Banyak kalangan menilai pemerintahan Megawati gagal,
walaupun Megawati berpendapat bahwa Ia hanya meneruskan pemerintahan
Abdurrahman Wahid sehingga tidak optimal. Kegagalan itu dapat dilihat dari
aksi-aksi mahasiswa yang mengkritisi pemerintahan Megawati saat itu menunjukkan
eskalasi. Protes mahasiswa menyangkut prakti KKN yang diindikasikan semakin
marak, privatisasi BUMN yang semakin intensif, penanganan BLBI yang terkesan
kian longgar, serta harga-harga barang yang terus membumbung. Hal ini juga
terkait dengan kebijakan pemerintah yang menaikan harga BBM dan kemudian
disusul kenaikan TDL dan telepon sehingga kehidupan, khususnya kaum bawah
menjadi susah.
Masalah-masalah lainnya bisa dijelaskan sebagai
berikut :
a)
Kinerja megawati dalam memimpin
pemerintahan (2001-2004) memang tidak bisa membuktikan kepada publik bahwa ia
memiliki kesamaan kapasitas dengan gaya kepemimpinan bung Karno.
b)
Kekecewaan simpatisan partai dari
kalangan wong cilik terhadap anggota-anggota parlemen yang tidak mengesankan
layaknya wakil rakyat.
c)
Buntut kasus pengesahan pelantikan
kepala daerah. Contohnya aksi pemecatan terhadap kader PDI perjuangan di
sumatera selatan dan riau akibat sinyalemen pembelotan dan menerima suap dalam
pemilihan gubernur, dan dilanjutkan dengan sikap megawati yang enggan melantik
gubernur terpilih. Sebutlah selama tiga bulan Gubernur sumsel yang terpilih
pada 4 Agustus 2003 tidak dilantik, dan baru dilantik pada 7 Oktober 2003.
d)
Kecenderungan megawati tidak
merestui gubernur terpilih bila di luar kehendak pimpinan PDI Perjuangan
Jakarta. Atau yang paling anyar adalah peristiwa kekerasan massal di tegal
sebagai buntut kekecewaan kader PDI Perjuangan atas kekalahan di dalam
pemilihan kepada daerah pada 19 Januari 2004.
e)
Sifat megawati yang pendiam dalam
memimpin pemerintahan sebenarnya jelas-jelas ridak relevan lagi untuk
dipertahankan.

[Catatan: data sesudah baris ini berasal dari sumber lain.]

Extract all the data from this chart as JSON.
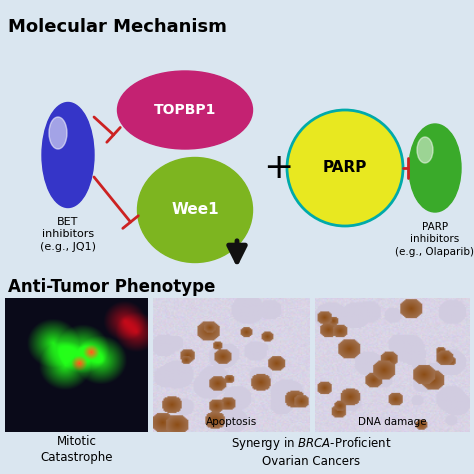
{
  "bg_color": "#dae6f0",
  "title_top": "Molecular Mechanism",
  "title_bottom": "Anti-Tumor Phenotype",
  "bet_label": "BET\ninhibitors\n(e.g., JQ1)",
  "parp_inh_label": "PARP\ninhibitors\n(e.g., Olaparib)",
  "topbp1_label": "TOPBP1",
  "wee1_label": "Wee1",
  "parp_label": "PARP",
  "plus_label": "+",
  "mitotic_label": "Mitotic\nCatastrophe",
  "apoptosis_label": "Apoptosis",
  "dna_damage_label": "DNA damage",
  "synergy_line1": "Synergy in ",
  "synergy_brca": "BRCA",
  "synergy_line1b": "-Proficient",
  "synergy_line2": "Ovarian Cancers",
  "bet_color": "#3535c8",
  "bet_grad_color": "#6060ee",
  "topbp1_color": "#c42272",
  "wee1_color": "#7db520",
  "parp_color": "#e8e820",
  "parp_inh_color": "#3aaa2a",
  "inhibition_color": "#cc2222",
  "arrow_color": "#111111",
  "parp_outline_color": "#00aaaa"
}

Dan dalam pemilihan presiden yang kedua hendaknya megawati tidak
lagi mengulangi sikap di tahun 1999.
f)
Penyalahgunaan kekuasaan dan korup.
Ini karena maraknya praktek penyalahgunaan kekuasaan dan perilaku korup di
dalam tubuh birokrasi pemerintah. Fakta ini bukan sekadar tudingan, karena
berbagai laporan resmi dari institusi pengawasan keuangan dan lembaga-lembaga
internasional seing mengemukakan indikasi kuat bahwa negeri ini masih merupakan
negara terkorup.
g)
Diskriminatif dan “Vested Interest”,
dua hal yang sebenarnya paling diharamkan dlaam usaha mewujudkan good
governance. Praktis apa yang terjadi pada saat ini adalah berkembangnya
fenomena building block bagi kepentingan partai-partai politik di dalam
birokrasi pemerintah. Gejalanya pun sudah nampak ke permukaan. Misalnya dengan
memanfaatkan kedudukan di birokrasi, ada kecenderungan di kalangan birokrat
yang juga politisi partai tertentu itu untuk memberikan keuntungan kepada
partai politik secara illegal.
h)
Mengeluh dan menyalahkan masa lalu.
Megawati kerap kali melontarkan keluhan, menuding dan mengemukakan apologi sebagai kesalahan
masa lalu ketika situasi ekonomi, politik dan keamanan belum menunjukkan
perbaikan. Keluhan dan apologi itu seolah-olah sudah menjadi “senjatanya” di
dalam menghadapi tahapan kritik dari publik.